In an article posted on the Centrasia.ru portal, Saydullo Gadoyev suggests that “residents of the Heavenly Kingdom are literally flooding Tajikistan,” where Chinese investors are building plants to supply not the Tajikistan market but rather the one in their own homeland instead (http://www.centrasia.ru/news.php?st=1348815360
Dushanbe, Gadoyev continues, has made numerous concessions to the Chinese in return for credits of “almost a billion US dollars.” In addition, China has invested 250 million US dollars in the construction and refurbishing of Tajikistan’s underdeveloped road network and other facilities.
Just how many Han Chinese are now in Tajikistan is now known, Gadoyev says.

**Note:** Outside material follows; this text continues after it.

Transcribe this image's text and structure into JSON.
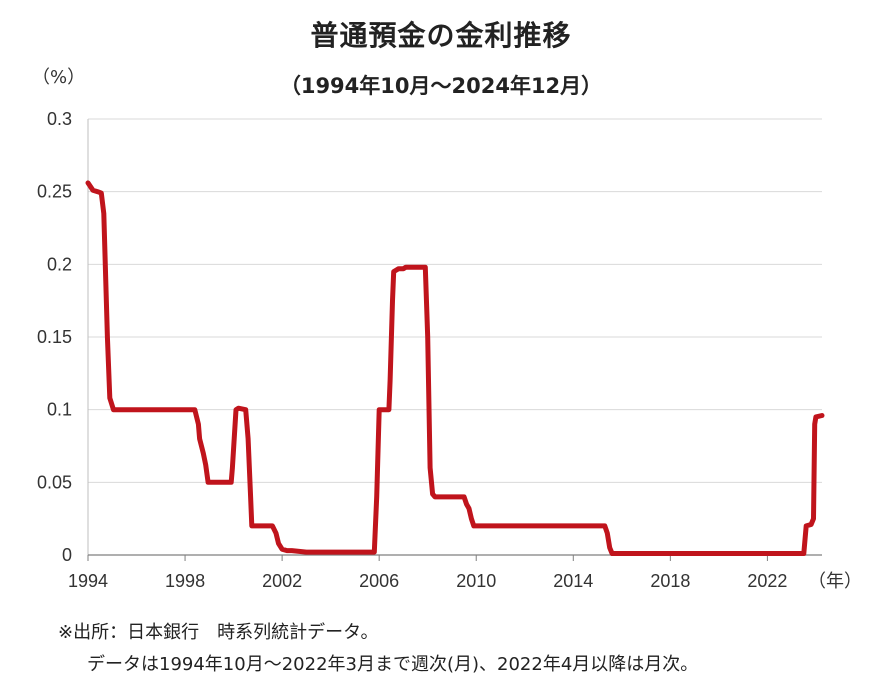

The government has registered only 3917, but the local media routinely refers to some 80,000 guest workers from China and notes that for bribes of 500 to 1000 US dollars Chinese and other workers can obtain “a false passport of the Republic of Tajikistan.”
The presence of the Chinese is creating problems, the journalist says. On the one hand, they often appear to be taking jobs that unemployed Tajiks would like to have. And on the other, they are often paid “15 to 20 times” more than Tajiks doing the same work, a situation which led to a strike last year at a Tajik-Chinese gold processing plant.
In order to maintain its ties with Beijing, Dushanbe has even shifted portions of its out population out of place in the Murgab district of the Gorno-Badakhshan Autonomous Oblast in order to make ways for Chinese firms and Chinese workers – and it has done so, Gadoyev says, without providing any financial support to the displaced Tajik workers.
These arrangements already have the potential to create social, political and even demographic problems, Gadoyev continues. “The Chinese,” he says, “occupy not only working places of those Tajiks who have gone to Russia, they are gradually replacing the local men” in other ways as well, including marrying or at least cohabiting with Tajik women.
One Dushanbe expert, Feruz Saidov of the Center for Strategic Research, told Gadoyev, however, that “the flow of Chinese migrants” into Tajikistan should not become a matter concern unless purely Chinese enclaves appear. That can be prevented, Saidov said, by “settling the Chinese among the local residents.